Bildungsministerin Claudia Schmied (SPÖ) sieht Österreich trotz der wenig schmeichelhaften Schlussfolgerungen der neuen OECD-Bildungsstudie „auf einem guten Weg“. Auch Wissenschaftsminister Karlheinz Töchterle sieht in den jüngsten Zahlen keinen Anlass, seine bisherige Linie zu überdenken. Umso heftiger fällt die Kritik von Opposition und Interessenvertretern aus.

Dieser Artikel ist älter als ein Jahr.

Schmied räumte am Dienstag zwar ein, man sei „noch nicht am Ziel“, die „Aufholjagd“ habe aber begonnen. Nun gelte es, hartnäckig und unbeirrbar weiterzuarbeiten und den etwa mit Bildungsstandards, der neuen Oberstufe und Matura sowie mehr Ganztagsangeboten eingeschlagenen Weg konsequent fortzusetzen und sich „nicht beirren zu lassen von Zwischenrufen oberhalb und unterhalb der Gürtellinie“.

Kostenfaktoren „nur zum Teil bewusst gesetzt“

Die Studie zeige, dass die österreichische Bevölkerung insgesamt ein hohes Bildungsniveau aufweise, so Schmied mit Verweis auf überdurchschnittliche Werte bei Matura/Lehrabschlüssen. Vorsichtig argumentierte sie bei den hohen Kosten des Bildungswesens. Diese seien - etwa bei der „guten Ausstattung der Schulen“ - nur „zum Teil bewusst gesetzt“. Andere Faktoren betreffen laut Schmied etwa teure Verträge des älteren Lehrpersonals.

Ebenfalls einen Beitrag zu den hohen Kosten leistet für Schmied die geringe Unterrichtsverpflichtung der Lehrer im internationalen Vergleich. Durch das von ihr angestrebte neue Dienstrecht wolle sie Lehrer von administrativen Aufgaben entlasten. Bei den Lehrergehältern sei Österreich im OECD-Vergleich „gut positioniert“, meinte Schmied: „Und das ist auch gut so.“ Es spreche jedoch einiges für die angestrebte Drehung der Gehaltskurve, durch die Lehrer am Beginn ihrer Laufbahn mehr und am Schluss weniger verdienen sollen.

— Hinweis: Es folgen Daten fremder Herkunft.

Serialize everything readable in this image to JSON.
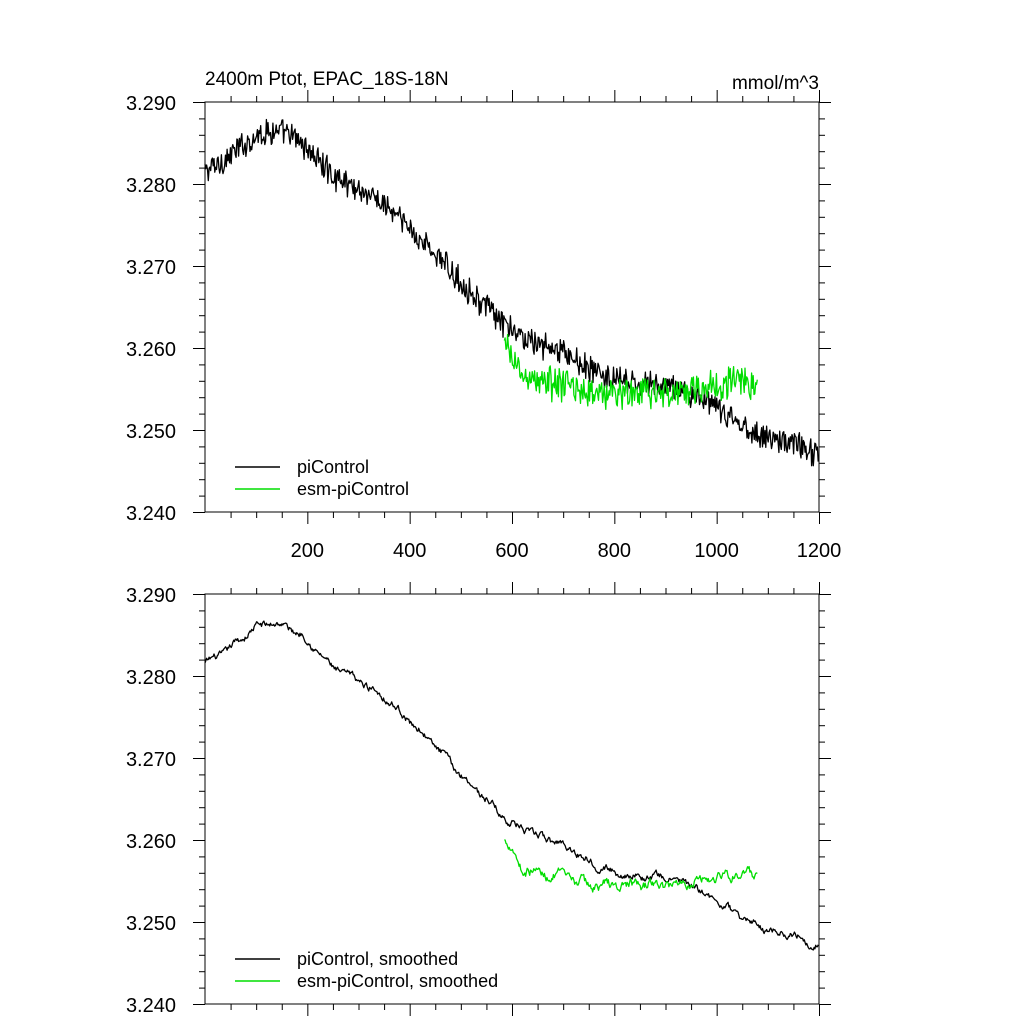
{
  "chart_data": [
    {
      "type": "line",
      "title": "2400m Ptot, EPAC_18S-18N",
      "units": "mmol/m^3",
      "xlim": [
        0,
        1200
      ],
      "ylim": [
        3.24,
        3.29
      ],
      "x_ticks": [
        200,
        400,
        600,
        800,
        1000,
        1200
      ],
      "x_tick_labels": [
        "200",
        "400",
        "600",
        "800",
        "1000",
        "1200"
      ],
      "y_ticks": [
        3.24,
        3.25,
        3.26,
        3.27,
        3.28,
        3.29
      ],
      "y_tick_labels": [
        "3.240",
        "3.250",
        "3.260",
        "3.270",
        "3.280",
        "3.290"
      ],
      "legend_position": "bottom-left",
      "noise": "raw",
      "series": [
        {
          "name": "piControl",
          "color": "#000000",
          "x": [
            0,
            40,
            80,
            100,
            130,
            160,
            190,
            220,
            250,
            300,
            350,
            400,
            450,
            500,
            550,
            580,
            600,
            650,
            700,
            750,
            800,
            850,
            900,
            950,
            1000,
            1050,
            1100,
            1150,
            1200
          ],
          "values": [
            3.2815,
            3.283,
            3.285,
            3.286,
            3.2865,
            3.286,
            3.285,
            3.283,
            3.281,
            3.2795,
            3.2775,
            3.2745,
            3.2715,
            3.268,
            3.265,
            3.263,
            3.262,
            3.2605,
            3.2595,
            3.2575,
            3.256,
            3.2555,
            3.2555,
            3.2545,
            3.2525,
            3.2505,
            3.249,
            3.2485,
            3.247
          ]
        },
        {
          "name": "esm-piControl",
          "color": "#00dd00",
          "x": [
            585,
            600,
            620,
            650,
            700,
            750,
            800,
            850,
            900,
            950,
            1000,
            1050,
            1080
          ],
          "values": [
            3.26,
            3.259,
            3.2565,
            3.256,
            3.2555,
            3.2545,
            3.2545,
            3.2545,
            3.2545,
            3.255,
            3.2555,
            3.256,
            3.2555
          ]
        }
      ]
    },
    {
      "type": "line",
      "title": "",
      "units": "",
      "xlim": [
        0,
        1200
      ],
      "ylim": [
        3.24,
        3.29
      ],
      "x_ticks": [
        200,
        400,
        600,
        800,
        1000,
        1200
      ],
      "x_tick_labels": [],
      "y_ticks": [
        3.24,
        3.25,
        3.26,
        3.27,
        3.28,
        3.29
      ],
      "y_tick_labels": [
        "3.240",
        "3.250",
        "3.260",
        "3.270",
        "3.280",
        "3.290"
      ],
      "legend_position": "bottom-left",
      "noise": "smoothed",
      "series": [
        {
          "name": "piControl, smoothed",
          "color": "#000000",
          "x": [
            0,
            40,
            80,
            100,
            130,
            160,
            190,
            220,
            250,
            300,
            350,
            400,
            450,
            500,
            550,
            580,
            600,
            650,
            700,
            750,
            800,
            850,
            900,
            950,
            1000,
            1050,
            1100,
            1150,
            1200
          ],
          "values": [
            3.2815,
            3.283,
            3.285,
            3.286,
            3.2865,
            3.286,
            3.285,
            3.283,
            3.281,
            3.2795,
            3.2775,
            3.2745,
            3.2715,
            3.268,
            3.265,
            3.263,
            3.262,
            3.2605,
            3.2595,
            3.2575,
            3.256,
            3.2555,
            3.2555,
            3.2545,
            3.2525,
            3.2505,
            3.249,
            3.2485,
            3.247
          ]
        },
        {
          "name": "esm-piControl, smoothed",
          "color": "#00dd00",
          "x": [
            585,
            600,
            620,
            650,
            700,
            750,
            800,
            850,
            900,
            950,
            1000,
            1050,
            1080
          ],
          "values": [
            3.26,
            3.259,
            3.2565,
            3.256,
            3.2555,
            3.2545,
            3.2545,
            3.2545,
            3.2545,
            3.255,
            3.2555,
            3.256,
            3.2555
          ]
        }
      ]
    }
  ]
}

Für Töchterle sind „inaktive Studenten“ das Problem

Töchterle sieht sich durch die Ergebnisse der aktuellen OECD-Studie in seinem Zuständigkeitsbereich der Unis darin bestätigt, dass in Österreich mehr private Mittel an die Hochschulen gehen müssen. Damit meint er neben Spenden und Investitionen von Unternehmen explizit einmal mehr Studiengebühren. Um die unter dem EU- und OECD-Schnitt liegende Akademiker- und Hochschulabschlussquote zu steigern, will Töchterle eine Verringerung der Zahl „inaktiver Studenten“ erreichen.

Laut eigener Aussage will Töchterle die Verbindlichkeit des Studiums erhöhen. Als Maßnahmen nannte er in einer Aussendung mehr Studienberatung, verbesserte Rahmenbedingungen durch einen „geregelten Zugang“ in Massenfächern, bessere Betreuungsverhältnisse durch die geplante Studienplatzfinanzierung sowie moderate Studienbeiträge, ohne jedoch auf Gründe für Studienabbruch wie die nötige Bestreitung des Lebensunterhalts durch Nebenjobs einzugehen.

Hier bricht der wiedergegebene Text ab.